Il s’agit de revenir sur le rôle du CNESCO.

Art. L. 241-12.-Le Conseil national d’évaluation du système scolaire, placé auprès du ministre chargé de l’éducation nationale, est chargé d’évaluer en toute indépendance l’organisation et les résultats de l’enseignement scolaire. (loi de Refondation de l’école de la République, 8 juillet 2013)

Le CNESCO n’a pas vocation à évaluer les établissements ou les enseignant.es, mais le système scolaire. Il travaille ainsi sur différentes problématique
– « la réussite scolaire de tous les élèves » : apprentissages scolaires, inégalités scolaires, cloisonnement des parcours d’apprentissage.
– fonctionnement institutionnel du système scolaire : gouvernance, ressources humaines en Education, parents.
– « école, jeunesse et société » : qualité de vie, école et démocratie, école et mondialisation.

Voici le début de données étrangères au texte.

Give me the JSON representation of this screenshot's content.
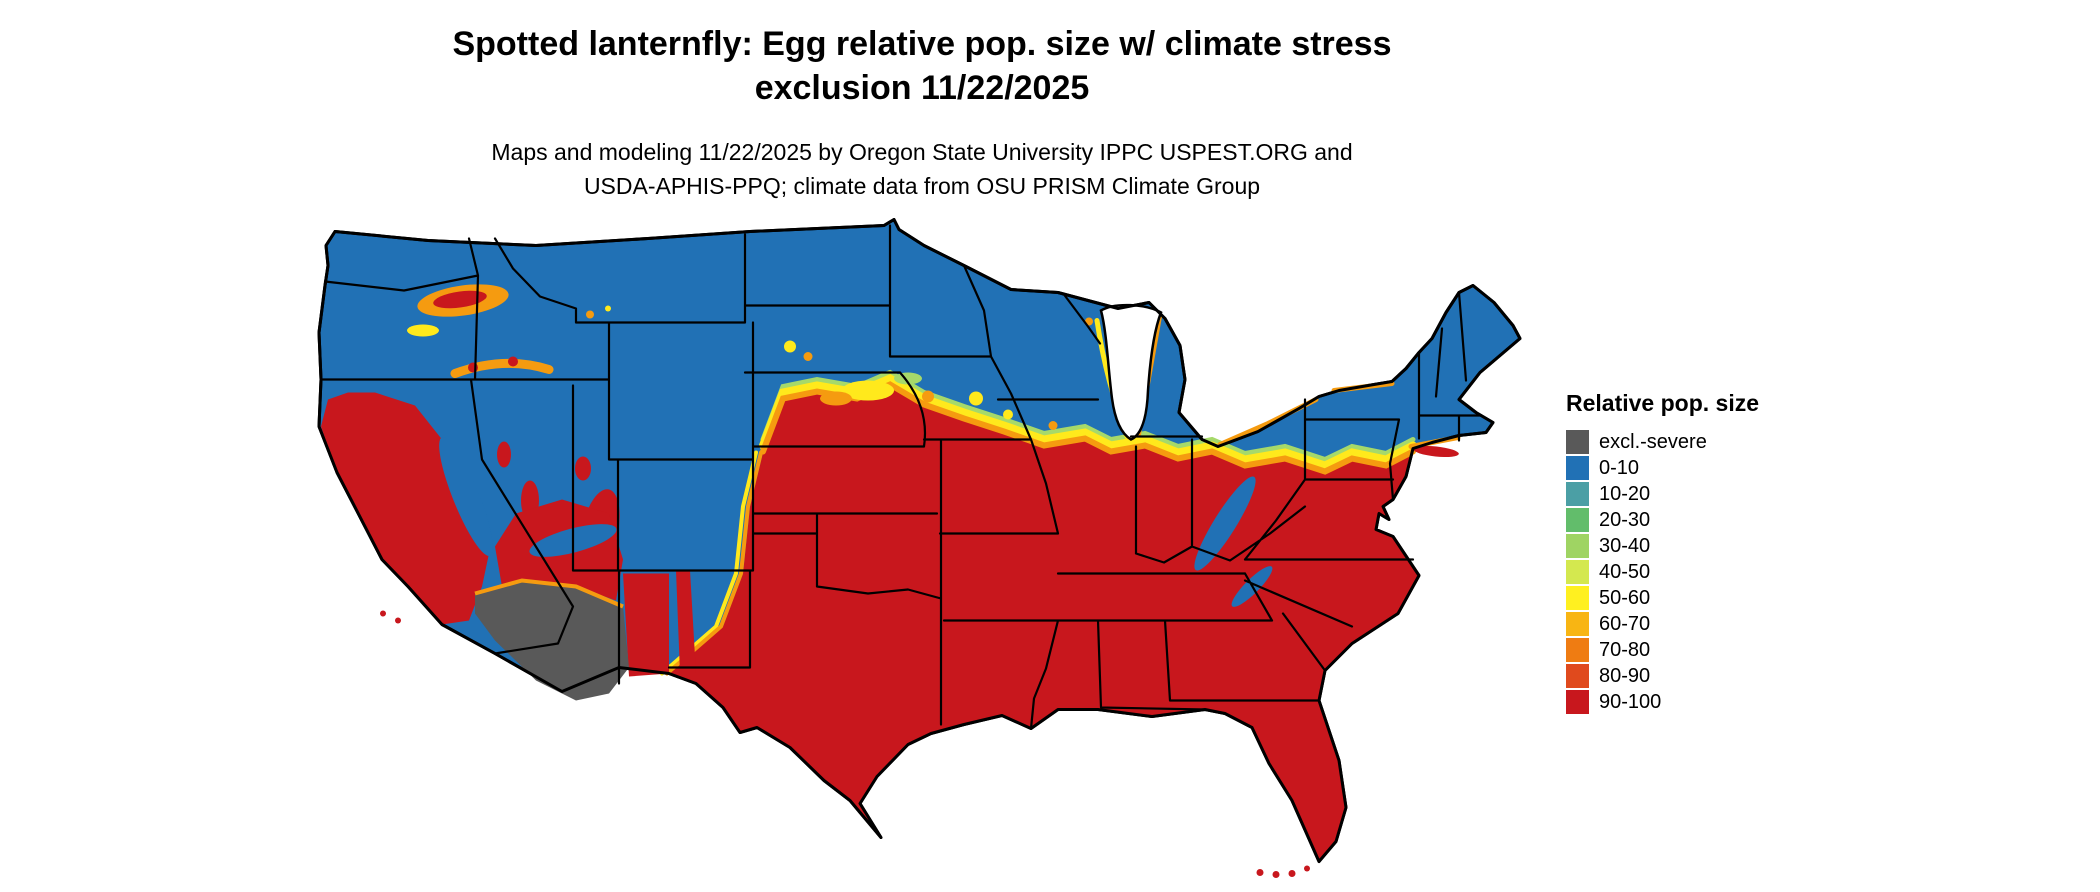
{
  "header": {
    "title_line1": "Spotted lanternfly: Egg relative pop. size w/ climate stress",
    "title_line2": "exclusion 11/22/2025",
    "subtitle_line1": "Maps and modeling 11/22/2025 by Oregon State University IPPC USPEST.ORG and",
    "subtitle_line2": "USDA-APHIS-PPQ; climate data from OSU PRISM Climate Group"
  },
  "legend": {
    "title": "Relative pop. size",
    "items": [
      {
        "label": "excl.-severe",
        "color": "#595959"
      },
      {
        "label": "0-10",
        "color": "#2171b5"
      },
      {
        "label": "10-20",
        "color": "#4b9fa5"
      },
      {
        "label": "20-30",
        "color": "#62bd6b"
      },
      {
        "label": "30-40",
        "color": "#9fd463"
      },
      {
        "label": "40-50",
        "color": "#d4e84f"
      },
      {
        "label": "50-60",
        "color": "#fff020"
      },
      {
        "label": "60-70",
        "color": "#f8b513"
      },
      {
        "label": "70-80",
        "color": "#ef7c12"
      },
      {
        "label": "80-90",
        "color": "#e04a1d"
      },
      {
        "label": "90-100",
        "color": "#c8171d"
      }
    ]
  },
  "map": {
    "palette": {
      "excluded": "#595959",
      "low": "#2171b5",
      "high": "#c8171d",
      "band_green": "#a6d96a",
      "band_yellow": "#ffe91c",
      "band_orange": "#f59b10",
      "water": "#ffffff",
      "border": "#000000"
    }
  }
}
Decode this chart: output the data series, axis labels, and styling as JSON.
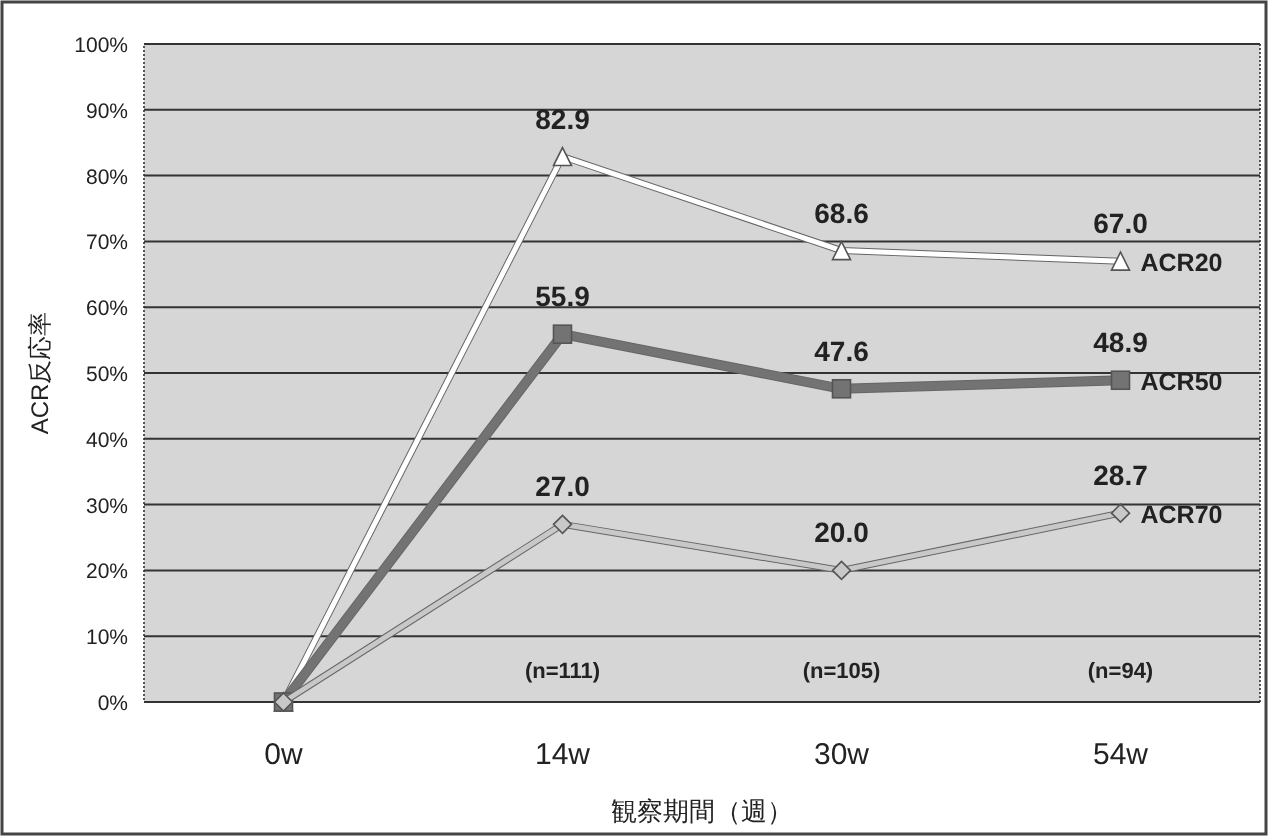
{
  "chart_data": {
    "type": "line",
    "xlabel": "観察期間（週）",
    "ylabel": "ACR反応率",
    "categories": [
      "0w",
      "14w",
      "30w",
      "54w"
    ],
    "ylim": [
      0,
      100
    ],
    "yticks": [
      {
        "value": 0,
        "label": "0%"
      },
      {
        "value": 10,
        "label": "10%"
      },
      {
        "value": 20,
        "label": "20%"
      },
      {
        "value": 30,
        "label": "30%"
      },
      {
        "value": 40,
        "label": "40%"
      },
      {
        "value": 50,
        "label": "50%"
      },
      {
        "value": 60,
        "label": "60%"
      },
      {
        "value": 70,
        "label": "70%"
      },
      {
        "value": 80,
        "label": "80%"
      },
      {
        "value": 90,
        "label": "90%"
      },
      {
        "value": 100,
        "label": "100%"
      }
    ],
    "grid": "y",
    "series": [
      {
        "name": "ACR20",
        "color": "#ffffff",
        "marker": "triangle",
        "values": [
          0,
          82.9,
          68.6,
          67.0
        ],
        "value_labels": [
          null,
          "82.9",
          "68.6",
          "67.0"
        ]
      },
      {
        "name": "ACR50",
        "color": "#737373",
        "marker": "square",
        "values": [
          0,
          55.9,
          47.6,
          48.9
        ],
        "value_labels": [
          null,
          "55.9",
          "47.6",
          "48.9"
        ]
      },
      {
        "name": "ACR70",
        "color": "#c8c8c8",
        "marker": "diamond",
        "values": [
          0,
          27.0,
          20.0,
          28.7
        ],
        "value_labels": [
          null,
          "27.0",
          "20.0",
          "28.7"
        ]
      }
    ],
    "annotations": [
      "(n=111)",
      "(n=105)",
      "(n=94)"
    ]
  }
}
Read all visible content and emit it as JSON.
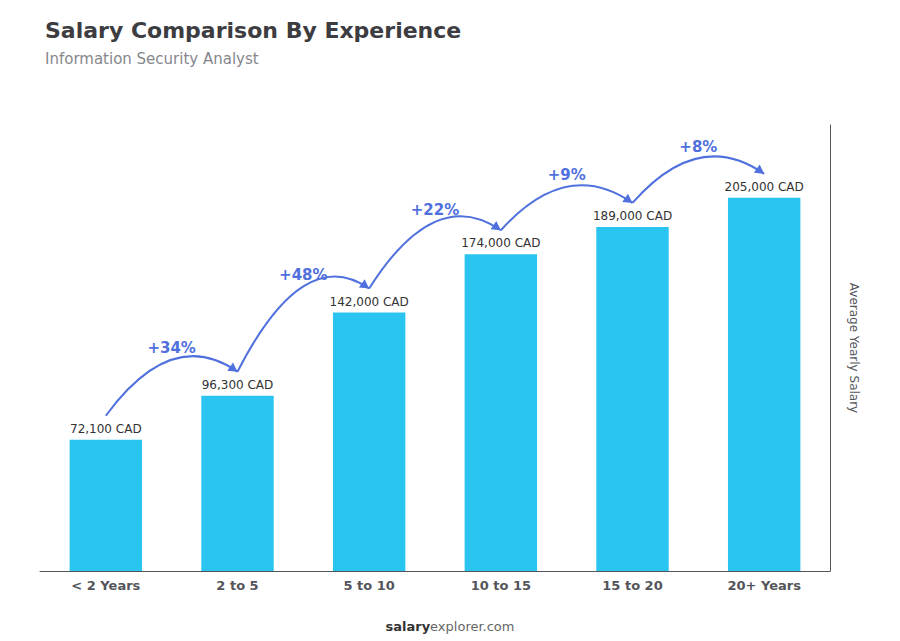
{
  "chart_data": {
    "type": "bar",
    "title": "Salary Comparison By Experience",
    "subtitle": "Information Security Analyst",
    "categories": [
      "< 2 Years",
      "2 to 5",
      "5 to 10",
      "10 to 15",
      "15 to 20",
      "20+ Years"
    ],
    "values": [
      72100,
      96300,
      142000,
      174000,
      189000,
      205000
    ],
    "value_labels": [
      "72,100 CAD",
      "96,300 CAD",
      "142,000 CAD",
      "174,000 CAD",
      "189,000 CAD",
      "205,000 CAD"
    ],
    "data_labels": true,
    "annotations": [
      "+34%",
      "+48%",
      "+22%",
      "+9%",
      "+8%"
    ],
    "ylabel": "Average Yearly Salary",
    "footer": [
      "salary",
      "explorer.com"
    ],
    "ylim": [
      0,
      245000
    ],
    "grid": false,
    "tick_labels": "x",
    "color": "#29c5f0"
  }
}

On voit que l’enjeu du CNESCO n’est pas d’évaluer de manière comptable les performances des élèves, mais d’envisager les diverses finalités de l’école de la République.

Ce que les enseignant.es connaissent du CNESCO

Le CNESCO est surtout connu par les enseignant.es comme une institution de diffusion des savoirs scientifiques, notamment à travers ses « conférences de consensus« .

Les conférences de consensus sont des conférences où différents scientifiques travaillant sur une même question tente de faire une synthèse des travaux sur cette question.

Appuyé sur un réseau de 250 chercheurs de France et d’ailleurs, toutes disciplines confondues (économie, psychologie, sciences politiques, sociologie, géographie, didactique, sciences de l’éducation, sciences du langage…), le Cnesco a en effet produit, depuis 2014, sans tabou mais aussi sans esprit partisan, des rapports qui ont éclairé d’une nouvelle lumière l’état de l’école française, depuis les problèmes grandissants dans la maîtrise des fondamentaux, en mathématiques dès le primaire, par exemple, jusqu’aux problèmes, souvent masqués, de mixité sociale à l’école, d’accès à l’école des élèves handicapés ou de manque d’employabilité des jeunes issus de certaines filières de l’enseignement professionnel. (« La France mérite une évaluation indépendante de son école« , Le Monde, 16.10.2018)


Si certains chercheurs comme Choukri Ben Ayed ont pu critiquer l’institution comme « à mi-chemin le politique et le scientifique », regrettant l’effet d’unanimisme de ses publications, l’absence de certains pans de la sociologie et le manque de débats contradictoires, le CNESCO a aujourd’hui un rôle beaucoup moins inquiétants et plus ambitieux que le futur Conseil d’évaluation de l’école prévu par la loi Blanquer.